Offering a More Fluid Buyer Journey
As the path to purchase becomes more exploratory, the old assumptions about who a buyer is and how they engage are less reliable. AI enables a more flexible approach that can help marketers respond to behaviors in real-time rather than relying on static classifications.
The goal isn’t to eliminate segmentation, but to augment it. AI gives marketers the ability to adjust content and conversation in response to individual preferences, timing and context. What emerges is something more dynamic: personalization based on interaction, not just inference.
This evolution reflects a broader truth that precision is no longer about hitting the right persona, but about adapting to the right moment.
What Happen When Our Target Moves?
The shift is especially clear in how we think about engagement. The traditional marketing model of building personas was aimed at fixed targets. We grouped buyers by industry, role or funnel stage, and tailored content accordingly. Success depended on how close we could get to the mark.
AI introduces a different possibility. Rather than assuming who someone is, systems can respond to what they say and do. For example, a voice AI interface could be trained on a company’s internal documentation (such as whitepapers, FAQs and case studies) and interact directly with website visitors. Users wouldn’t need to declare a role or fill out a form. They simply could ask questions, and the system would respond with content tailored to their query.

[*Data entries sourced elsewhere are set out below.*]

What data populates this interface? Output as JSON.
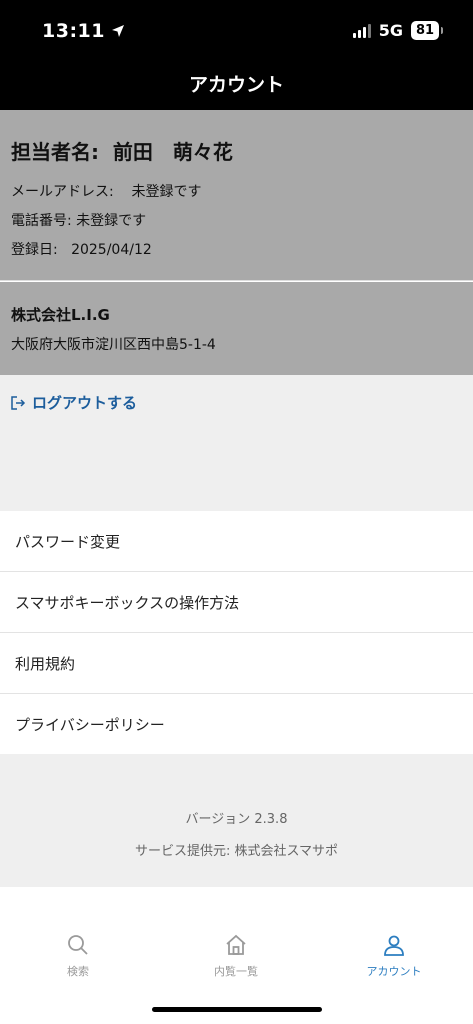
{
  "status_bar": {
    "time": "13:11",
    "network": "5G",
    "battery": "81"
  },
  "header": {
    "title": "アカウント"
  },
  "profile": {
    "name": "担当者名:  前田　萌々花",
    "email_label": "メールアドレス:",
    "email_value": "未登録です",
    "phone_label": "電話番号:",
    "phone_value": "未登録です",
    "registered_label": "登録日:",
    "registered_value": "2025/04/12"
  },
  "company": {
    "name": "株式会社L.I.G",
    "address": "大阪府大阪市淀川区西中島5-1-4"
  },
  "logout": {
    "label": "ログアウトする"
  },
  "menu": {
    "items": [
      {
        "label": "パスワード変更"
      },
      {
        "label": "スマサポキーボックスの操作方法"
      },
      {
        "label": "利用規約"
      },
      {
        "label": "プライバシーポリシー"
      }
    ]
  },
  "info": {
    "version": "バージョン 2.3.8",
    "provider": "サービス提供元: 株式会社スマサポ"
  },
  "tabs": [
    {
      "label": "検索",
      "icon": "search-icon",
      "active": false
    },
    {
      "label": "内覧一覧",
      "icon": "home-icon",
      "active": false
    },
    {
      "label": "アカウント",
      "icon": "person-icon",
      "active": true
    }
  ],
  "colors": {
    "accent": "#2d7ec0",
    "logout_link": "#1c5d9c",
    "profile_bg": "#a9a9a9"
  }
}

That experience can be adjusted in real-time by region, format and topic depth without requiring a marketer to predefine the path. It’s a small but important step toward what personalization was always meant to be.
Real-time engagement like this only works when AI is applied with intent. That starts with solving real business problems instead of adopting tools for their own sake.

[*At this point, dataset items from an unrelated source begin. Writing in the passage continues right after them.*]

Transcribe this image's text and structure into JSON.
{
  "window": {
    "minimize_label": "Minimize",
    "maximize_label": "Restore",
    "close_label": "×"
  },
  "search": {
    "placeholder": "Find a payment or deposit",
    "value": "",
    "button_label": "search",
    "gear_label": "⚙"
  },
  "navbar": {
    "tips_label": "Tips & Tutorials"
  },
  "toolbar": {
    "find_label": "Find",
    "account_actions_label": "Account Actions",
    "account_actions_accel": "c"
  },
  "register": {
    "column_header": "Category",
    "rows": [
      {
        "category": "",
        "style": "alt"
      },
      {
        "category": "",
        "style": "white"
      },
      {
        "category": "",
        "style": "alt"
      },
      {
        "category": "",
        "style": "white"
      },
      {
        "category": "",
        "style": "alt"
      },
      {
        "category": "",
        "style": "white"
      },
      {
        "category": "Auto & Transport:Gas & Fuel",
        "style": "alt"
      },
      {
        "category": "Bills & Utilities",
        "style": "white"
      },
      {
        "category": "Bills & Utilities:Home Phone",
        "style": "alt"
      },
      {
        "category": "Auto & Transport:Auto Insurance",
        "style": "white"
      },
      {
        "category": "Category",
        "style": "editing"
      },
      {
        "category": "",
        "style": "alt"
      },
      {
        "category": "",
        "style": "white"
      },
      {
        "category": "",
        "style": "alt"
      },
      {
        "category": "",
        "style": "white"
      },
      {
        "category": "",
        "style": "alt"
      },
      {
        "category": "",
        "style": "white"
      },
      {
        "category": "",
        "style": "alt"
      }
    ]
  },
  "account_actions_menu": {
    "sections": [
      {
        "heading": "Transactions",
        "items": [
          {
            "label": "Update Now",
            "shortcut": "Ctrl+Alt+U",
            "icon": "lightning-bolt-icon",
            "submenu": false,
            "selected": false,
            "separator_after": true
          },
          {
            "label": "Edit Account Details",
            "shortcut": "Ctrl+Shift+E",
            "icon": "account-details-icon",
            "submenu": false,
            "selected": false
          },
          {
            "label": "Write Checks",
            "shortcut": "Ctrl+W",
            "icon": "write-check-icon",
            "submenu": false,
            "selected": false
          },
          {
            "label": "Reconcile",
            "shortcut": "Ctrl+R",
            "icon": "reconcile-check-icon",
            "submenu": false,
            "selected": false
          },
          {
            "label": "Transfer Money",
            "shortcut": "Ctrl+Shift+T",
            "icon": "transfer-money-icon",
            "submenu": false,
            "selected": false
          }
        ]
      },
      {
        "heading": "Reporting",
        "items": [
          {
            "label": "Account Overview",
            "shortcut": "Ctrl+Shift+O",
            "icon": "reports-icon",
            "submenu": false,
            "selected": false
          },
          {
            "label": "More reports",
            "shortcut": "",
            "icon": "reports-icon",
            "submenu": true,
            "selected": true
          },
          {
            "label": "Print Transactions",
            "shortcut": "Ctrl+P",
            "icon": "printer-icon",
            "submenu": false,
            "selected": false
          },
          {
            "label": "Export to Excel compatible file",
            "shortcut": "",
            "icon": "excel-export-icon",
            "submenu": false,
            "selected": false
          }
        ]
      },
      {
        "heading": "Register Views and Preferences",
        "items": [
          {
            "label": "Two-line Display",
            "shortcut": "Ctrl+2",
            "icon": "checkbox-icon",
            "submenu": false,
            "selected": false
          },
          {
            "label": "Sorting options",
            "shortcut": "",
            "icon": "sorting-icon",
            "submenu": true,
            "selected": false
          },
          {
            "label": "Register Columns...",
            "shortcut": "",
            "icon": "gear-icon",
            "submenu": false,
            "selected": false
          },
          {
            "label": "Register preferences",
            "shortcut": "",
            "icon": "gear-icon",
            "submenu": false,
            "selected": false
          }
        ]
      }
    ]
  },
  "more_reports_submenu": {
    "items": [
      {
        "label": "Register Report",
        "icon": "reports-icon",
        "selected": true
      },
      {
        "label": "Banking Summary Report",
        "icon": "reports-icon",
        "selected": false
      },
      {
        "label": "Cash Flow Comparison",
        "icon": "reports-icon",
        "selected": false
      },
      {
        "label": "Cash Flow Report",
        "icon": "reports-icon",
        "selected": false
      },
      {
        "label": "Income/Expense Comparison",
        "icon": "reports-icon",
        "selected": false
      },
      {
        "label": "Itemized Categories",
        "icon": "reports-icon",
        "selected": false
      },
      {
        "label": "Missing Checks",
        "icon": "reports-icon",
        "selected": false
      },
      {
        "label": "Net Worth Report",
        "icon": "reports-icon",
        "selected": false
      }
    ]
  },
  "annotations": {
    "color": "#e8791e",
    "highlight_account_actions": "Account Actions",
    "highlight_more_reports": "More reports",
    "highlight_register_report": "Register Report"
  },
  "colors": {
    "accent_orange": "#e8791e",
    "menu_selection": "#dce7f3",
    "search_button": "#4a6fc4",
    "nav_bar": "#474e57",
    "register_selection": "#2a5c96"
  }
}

Applying AI Where It Matters
The most effective teams start with use cases, not technology. They ask: What slows us down? What could improve conversion? Where do we waste the most time?

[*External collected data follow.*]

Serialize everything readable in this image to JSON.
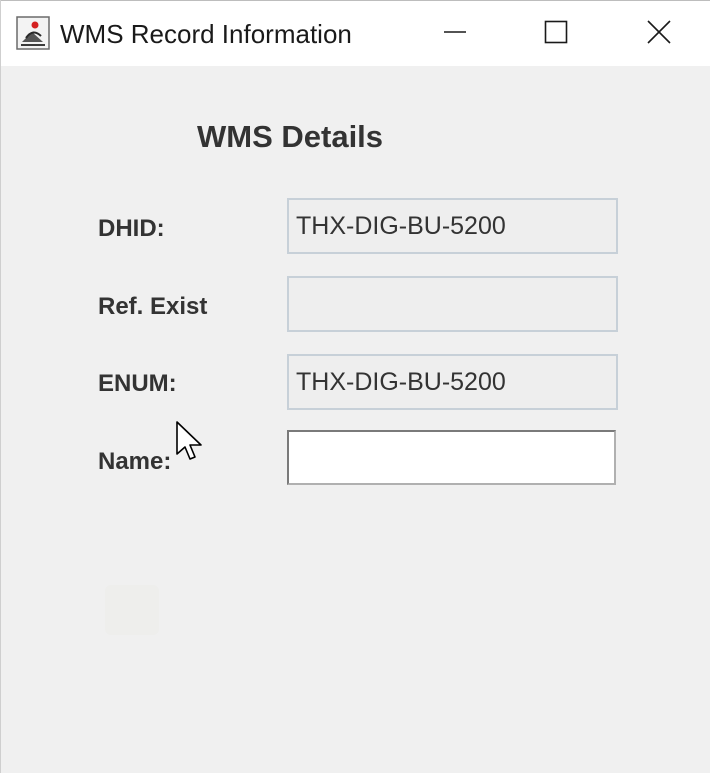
{
  "window": {
    "title": "WMS Record Information",
    "controls": {
      "minimize_icon": "minimize-icon",
      "maximize_icon": "maximize-icon",
      "close_icon": "close-icon"
    }
  },
  "form": {
    "heading": "WMS Details",
    "fields": [
      {
        "label": "DHID:",
        "value": "THX-DIG-BU-5200",
        "editable": false
      },
      {
        "label": "Ref. Exist",
        "value": "",
        "editable": false
      },
      {
        "label": "ENUM:",
        "value": "THX-DIG-BU-5200",
        "editable": false
      },
      {
        "label": "Name:",
        "value": "",
        "editable": true
      }
    ]
  },
  "colors": {
    "window_bg": "#f0f0f0",
    "titlebar_bg": "#ffffff",
    "text": "#333333",
    "readonly_field_bg": "#eeeeee",
    "readonly_field_border": "#c7d0d8"
  }
}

In another example, marketing teams might structure cross-functional “squads” around core functions like content development, demand generation and product marketing. Each squad can test AI applications aligned to their specific goals. ChatGPT might support blog creation while its Deep Research modules accelerate competitive insight and Google NotebookLM helps with sales training or meeting prep.
Every use of AI should be grounded in a business outcome—faster execution, more relevant content, better-informed outreach. That clarity keeps the focus on building an AI “toolbox” to support key goals of any’s team’s strategic investments in GenAI.
Build, Test, Repeat
Applying AI at scale requires more than strategy. It needs the space and time to experiment. That’s why some teams create dedicated studios or labs where they can safely explore AI before rolling it out.
This creates a controlled environment to test, refine and fail quickly. Once a tool or technique shows promise, agile squads take it forward. The goal is not perfection, but progress to learn fast and scale what works. It also keeps experimentation tied to marketing metrics that matter, including acquisition costs, sales cycle time and buyer engagement.
Personalization Without Assumptions
Applying AI successfully must also consider how we can deliver personalized results. As marketers, we shouldn’t only be pushing content to a general audience segment, but also letting the buyer set the terms and then responding accordingly.
This shift shows up in many ways. A product marketer might use AI to surface the most relevant features based on live input. A content strategist might see navigation patterns and adjust recommendations mid-session. A demand gen lead might explore how AI can optimize engagement as the conversation evolves.
These are emerging practices that, when implemented with care, bring marketers closer to how buyers already operate.
A Different Kind of Readiness
B2B marketers have always talked about “meeting buyers where they are.” That phrase has new weight in a world shaped by AI.
Buyers are ready to lead the interaction. They’re using tools that help them ask smarter questions and move faster toward a decision. Marketers who build with that in mind—focusing on adaptability, value and context—are better positioned to earn attention and trust.
Precision-driven personalization is becoming a more scalable and responsive complement to traditional persona strategies. It may not be a total reinvention, but it is a realignment. One that rewards those willing to listen more, assume less and move at the speed of the buyer.